Mourning the Loss of My Friend Chris

Here’s a more immediately personal post than I often write.

I’ve just lost one of my best friends, and I thought it would be appropriate to share here at Spiritual Friendship the remembrance I wrote of him. It’s been posted over at Books & Culture, and you can read the whole thing there. For now, an excerpt:

When I stepped off the train in Oxford, Chris was standing there in the station waiting for me, his face breaking into its characteristic goofy grin when I landed on the platform, but he didn’t stay still longer than it took to give me a tight hug. He pivoted as soon as he released my shoulders, grabbed one of my bags, and sped toward the rental car. We were already late for the adventure he had planned. We were going to drive from Oxford to the little village of Wolvey in Warwickshire, roughly 115 kilometers away, to look for a tombstone.

When Chris was growing up in Oregon, his family employed an Englishman named William Alcott Bailey as a part time gardener and handyman. Chris learned the value of hard work, he said, from Bailey. He learned how to work with his hands and see a yard project through to its finish, but, even more, he learned how to take ownership and pride in his work. He learned those things, specifically, from Bailey. And now, in between his other responsibilities in the UK, lecturing and researching for a new edition of one of C. S. Lewis’ books, he wanted to go looking for Bailey’s grave, as a way of paying tribute to someone that, in retrospect, he viewed as essential to the arc of his childhood. He knew Bailey had spent his childhood in Wolvey, but that was about it. Whatever leads he had had petered out there. We’d just have to look for the tombstone, assuming that Bailey would have wanted to be buried where he grew up.

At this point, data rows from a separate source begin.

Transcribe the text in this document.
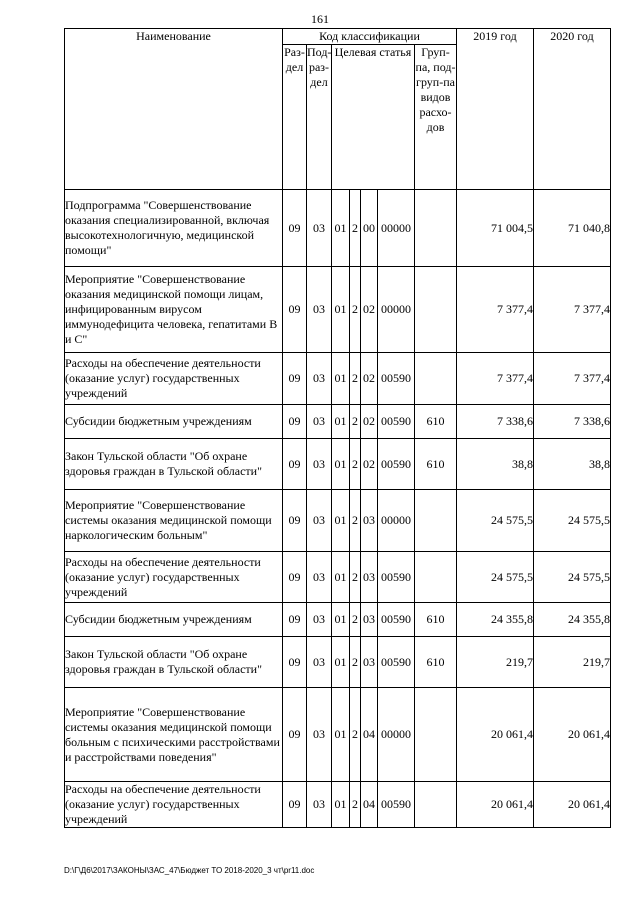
161
Наименование	Код классификации							2019 год	2020 год
	Раз-дел	Под-раз-дел	Целевая статья				Груп-па, под-груп-па видов расхо-дов		
Подпрограмма "Совершенствование оказания специализированной, включая высокотехнологичную, медицинской помощи"	09	03	01	2	00	00000		71 004,5	71 040,8
Мероприятие "Совершенствование оказания медицинской помощи лицам, инфицированным вирусом иммунодефицита человека, гепатитами В и С"	09	03	01	2	02	00000		7 377,4	7 377,4
Расходы на обеспечение деятельности (оказание услуг) государственных учреждений	09	03	01	2	02	00590		7 377,4	7 377,4
Субсидии бюджетным учреждениям	09	03	01	2	02	00590	610	7 338,6	7 338,6
Закон Тульской области "Об охране здоровья граждан в Тульской области"	09	03	01	2	02	00590	610	38,8	38,8
Мероприятие "Совершенствование системы оказания медицинской помощи наркологическим больным"	09	03	01	2	03	00000		24 575,5	24 575,5
Расходы на обеспечение деятельности (оказание услуг) государственных учреждений	09	03	01	2	03	00590		24 575,5	24 575,5
Субсидии бюджетным учреждениям	09	03	01	2	03	00590	610	24 355,8	24 355,8
Закон Тульской области "Об охране здоровья граждан в Тульской области"	09	03	01	2	03	00590	610	219,7	219,7
Мероприятие "Совершенствование системы оказания медицинской помощи больным с психическими расстройствами и расстройствами поведения"	09	03	01	2	04	00000		20 061,4	20 061,4
Расходы на обеспечение деятельности (оказание услуг) государственных учреждений	09	03	01	2	04	00590		20 061,4	20 061,4
D:\Г\Д6\2017\ЗАКОНЫ\ЗАС_47\Бюджет ТО 2018-2020_3 чт\pr11.doc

I wish I could capture the simultaneity of Chris’ fiercely serious fixation on this task and his boyish, smiling enthusiasm for being on a quest. It wasn’t unusual for him—that combination of zeal and playfulness is what had made me want to be friends with him from the beginning—but it was what made Chris unique. And I wasn’t the only one who loved him for it, but, nonetheless, I treasured the feeling that this particular glimpse into it was mine. This was a special trip for just the two of us, a way for me to learn more about my friend’s upbringing and to delight in what made him happy.

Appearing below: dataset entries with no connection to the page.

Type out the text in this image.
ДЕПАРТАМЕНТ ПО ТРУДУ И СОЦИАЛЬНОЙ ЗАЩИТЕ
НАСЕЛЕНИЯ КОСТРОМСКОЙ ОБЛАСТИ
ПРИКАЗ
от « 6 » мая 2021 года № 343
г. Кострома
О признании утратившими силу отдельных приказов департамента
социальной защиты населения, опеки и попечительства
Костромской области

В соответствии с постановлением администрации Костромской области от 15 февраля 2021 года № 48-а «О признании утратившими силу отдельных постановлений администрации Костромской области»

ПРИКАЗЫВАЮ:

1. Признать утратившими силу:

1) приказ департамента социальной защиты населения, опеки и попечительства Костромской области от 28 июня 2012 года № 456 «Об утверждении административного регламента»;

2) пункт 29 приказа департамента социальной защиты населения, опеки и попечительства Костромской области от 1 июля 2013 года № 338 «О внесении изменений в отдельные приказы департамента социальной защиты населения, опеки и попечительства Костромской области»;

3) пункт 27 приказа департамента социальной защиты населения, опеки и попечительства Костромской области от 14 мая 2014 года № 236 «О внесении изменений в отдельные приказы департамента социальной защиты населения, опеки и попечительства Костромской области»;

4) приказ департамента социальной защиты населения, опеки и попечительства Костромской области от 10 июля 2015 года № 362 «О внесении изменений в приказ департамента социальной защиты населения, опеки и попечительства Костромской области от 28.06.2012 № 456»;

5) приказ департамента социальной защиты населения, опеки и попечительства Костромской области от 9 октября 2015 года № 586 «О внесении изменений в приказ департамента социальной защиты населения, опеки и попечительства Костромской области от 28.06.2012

We never found William Alcott Bailey’s grave. We traipsed around the overgrown C of E parish cemetery, uncovering some Baileys that Chris was convinced were his Bailey’s relations, but as far as we could tell, there was no “William Alcott.” Undeterred, we went to the pub anyway to toast him. At the Blue Pig just down the road—I still remember sitting across from Chris at our table by the window, with the glint of summer evening sun caught in our pint glasses—we hoisted our ales “to William Alcott Bailey and his good memory.” Afterwards, we lit pipes and walked the length of the empty fields behind the pub and talked. The conversation was vigorous, spirited, meandering, as it always was with Chris, with both of us talking over each other at various junctures, stalled only by moments of concentration for an occasional relight.

Chris later said that trip to Wolvey cemented our friendship. I inwardly beamed whenever I heard him tell the story—as I did many times in the intervening years—to others.

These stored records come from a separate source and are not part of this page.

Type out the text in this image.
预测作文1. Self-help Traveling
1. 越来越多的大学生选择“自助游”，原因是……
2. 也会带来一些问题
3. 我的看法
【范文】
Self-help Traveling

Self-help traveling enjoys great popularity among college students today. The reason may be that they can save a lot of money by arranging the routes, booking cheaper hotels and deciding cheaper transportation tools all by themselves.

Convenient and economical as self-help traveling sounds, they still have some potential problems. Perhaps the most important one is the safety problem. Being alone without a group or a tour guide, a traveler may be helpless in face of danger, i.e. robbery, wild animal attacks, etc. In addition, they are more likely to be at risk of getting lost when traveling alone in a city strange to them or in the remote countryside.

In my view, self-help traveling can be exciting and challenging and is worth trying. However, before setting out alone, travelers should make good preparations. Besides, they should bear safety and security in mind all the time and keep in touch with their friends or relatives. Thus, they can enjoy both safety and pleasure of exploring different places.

Chris was for many years the director of The Marion E. Wade Center at Wheaton College and he was for the past year professor of theology at the Torrey Honors Institute at Biola University. He died last Thursday evening, July 10. He was an exemplary scholar, teacher, mentor, and friend to many. But more than that, he was a Christian who believed in the hope of the resurrection. May he rest in peace and rise in glory.